L’Italie est devenue le premier pays de l’Union européenne à adopter une loi nationale encadrant l’intelligence artificielle, après l’entrée en vigueur de l’AI Act à l’échelle de l’UE. Désormais, les enfants de moins de 14 ans doivent obtenir l’autorisation de leurs parents pour accéder aux systèmes d’IA.
La protection des enfants contre l’IA est actuellement au cœur des préoccupations des responsables politiques après une série d’incidents récents impliquant des chatbots. OpenAI fait l’objet de poursuites intentées par les parents d’un adolescent de 16 ans mort par suicide. Ils affirment que ChatGPT a renforcé ses pensées les plus sombres et lui a fourni des informations sur la manière de mettre fin à ses jours.
En avril, il a été révélé que les chatbots d’IA de Meta, accessibles via Facebook, Instagram et WhatsApp, pouvaient avoir des conversations explicites avec des mineurs si celles-ci étaient présentées comme des jeux de rôle. En outre, jusqu’au mois dernier, la maison mère de Facebook autorisait activement ses chatbots à avoir des conversations « romantiques ou sexuelles » avec des enfants.
En Italie, le mauvais usage de l’IA peut entraîner une peine de prison, tandis que certaines œuvres d’art générées par l’IA peuvent être protégées par le droit d’auteur
La nouvelle loi, adoptée par le Parlement mercredi, prévoit des peines de prison d’un à cinq ans pour les usages abusifs de l’IA, comme la diffusion de deepfakes, ainsi que des sanctions plus lourdes pour les crimes tels que l’usurpation d’identité et la fraude commis avec l’IA.
La loi définit un certain nombre de garde-fous propres à chaque secteur : elle exige notamment que les médecins prennent la décision finale même lorsqu’ils utilisent l’IA pour les aider à établir un diagnostic ou à assurer un traitement, interdit aux juges de déléguer leurs décisions à l’IA et oblige les employeurs à informer les travailleurs lorsque des outils d’IA sont utilisés.
S’agissant de la question controversée du droit d’auteur, les œuvres créées par des humains avec l’aide de l’IA peuvent être protégées par le droit d’auteur si elles témoignent d’un effort intellectuel. Dans le même temps, l’exploration de textes et de données par l’IA n’est autorisée que pour les contenus non protégés par le droit d’auteur ou dans le cadre de recherches scientifiques.
Les nations et les entreprises technologiques du monde entier ont continuellement débattu de la manière de concilier les droits des artistes, comme le contrôle de l’utilisation de leurs œuvres et une rémunération équitable, avec les bénéfices sociétaux de l’IA entraînée sur de vastes quantités de données. Le manque de clarté entourant les autorisations a déjà donné lieu à de nombreux procès intentés contre des entreprises comme OpenAI, Meta et Anthropic.

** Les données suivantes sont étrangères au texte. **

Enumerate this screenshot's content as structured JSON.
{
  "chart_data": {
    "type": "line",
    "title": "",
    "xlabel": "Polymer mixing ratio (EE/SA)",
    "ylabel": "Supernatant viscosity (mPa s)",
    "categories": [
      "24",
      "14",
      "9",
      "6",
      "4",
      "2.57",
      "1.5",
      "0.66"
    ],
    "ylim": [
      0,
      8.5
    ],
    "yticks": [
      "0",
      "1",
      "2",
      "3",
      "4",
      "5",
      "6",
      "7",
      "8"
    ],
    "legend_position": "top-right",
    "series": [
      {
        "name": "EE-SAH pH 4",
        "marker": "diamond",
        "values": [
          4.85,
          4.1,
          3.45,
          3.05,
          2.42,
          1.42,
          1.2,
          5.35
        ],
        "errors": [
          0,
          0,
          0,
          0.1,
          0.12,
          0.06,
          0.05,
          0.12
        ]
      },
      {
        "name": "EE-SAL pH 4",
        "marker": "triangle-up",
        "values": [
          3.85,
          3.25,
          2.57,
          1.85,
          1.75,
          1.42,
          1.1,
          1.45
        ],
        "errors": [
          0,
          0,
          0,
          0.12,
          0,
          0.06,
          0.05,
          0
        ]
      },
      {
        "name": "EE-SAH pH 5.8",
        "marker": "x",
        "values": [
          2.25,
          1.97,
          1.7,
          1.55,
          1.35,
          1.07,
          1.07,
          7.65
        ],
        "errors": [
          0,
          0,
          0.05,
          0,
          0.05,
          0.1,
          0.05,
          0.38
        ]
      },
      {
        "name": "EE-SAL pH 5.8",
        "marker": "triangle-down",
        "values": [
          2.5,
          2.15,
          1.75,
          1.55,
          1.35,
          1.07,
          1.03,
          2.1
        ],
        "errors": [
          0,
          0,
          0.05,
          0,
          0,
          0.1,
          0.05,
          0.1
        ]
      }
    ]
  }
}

L’Italie a apporté quelques réponses aux artistes et aux développeurs d’IA, mais comme de nombreux modèles fonctionnent à l’international, cette législation pourrait tout aussi bien créer de nouveaux niveaux de confusion.
La nouvelle loi du pays autorise l’allocation de jusqu’à 1 milliard d’euros (1,18 milliard de dollars) par l’intermédiaire d’un fonds de capital-risque soutenu par l’État afin de soutenir les entreprises actives dans l’IA, la cybersécurité, l’informatique quantique et les télécommunications. Son application sera supervisée par l’Agency for Digital Italy et la National Cybersecurity Agency.
L’Italie a l’IA dans le collimateur depuis un certain temps
L’Italie s’est forgé une certaine réputation en matière de surveillance de l’IA.
En janvier 2024, l’autorité italienne de protection des données a accusé le ChatGPT d’OpenAI d’enfreindre le RGPD en traitant des données personnelles sans base juridique appropriée, ce qui a entraîné une suspension temporaire. Avec sa nouvelle loi, le pays montre qu’il n’attend pas l’entrée en vigueur complète de l’AI Act de l’UE en 2030 pour réglementer l’IA sur son territoire.
Que ce soit une coïncidence ou non, la loi italienne sur l’IA a été autorisée un jour seulement après que Mario Draghi, ancien président de la Banque centrale européenne et auteur d’un rapport publié en 2024 critiquant la faible compétitivité de l’UE dans le domaine de l’IA, a suggéré de mettre l’AI Act de l’UE en pause « jusqu’à ce que nous comprenions mieux ses inconvénients.”
La Federal Trade Commission a ouvert une vaste enquête sur les chatbots d’IA, en demandant des comptes à sept géants de la tech au sujet des risques potentiels pour les enfants et les adolescents.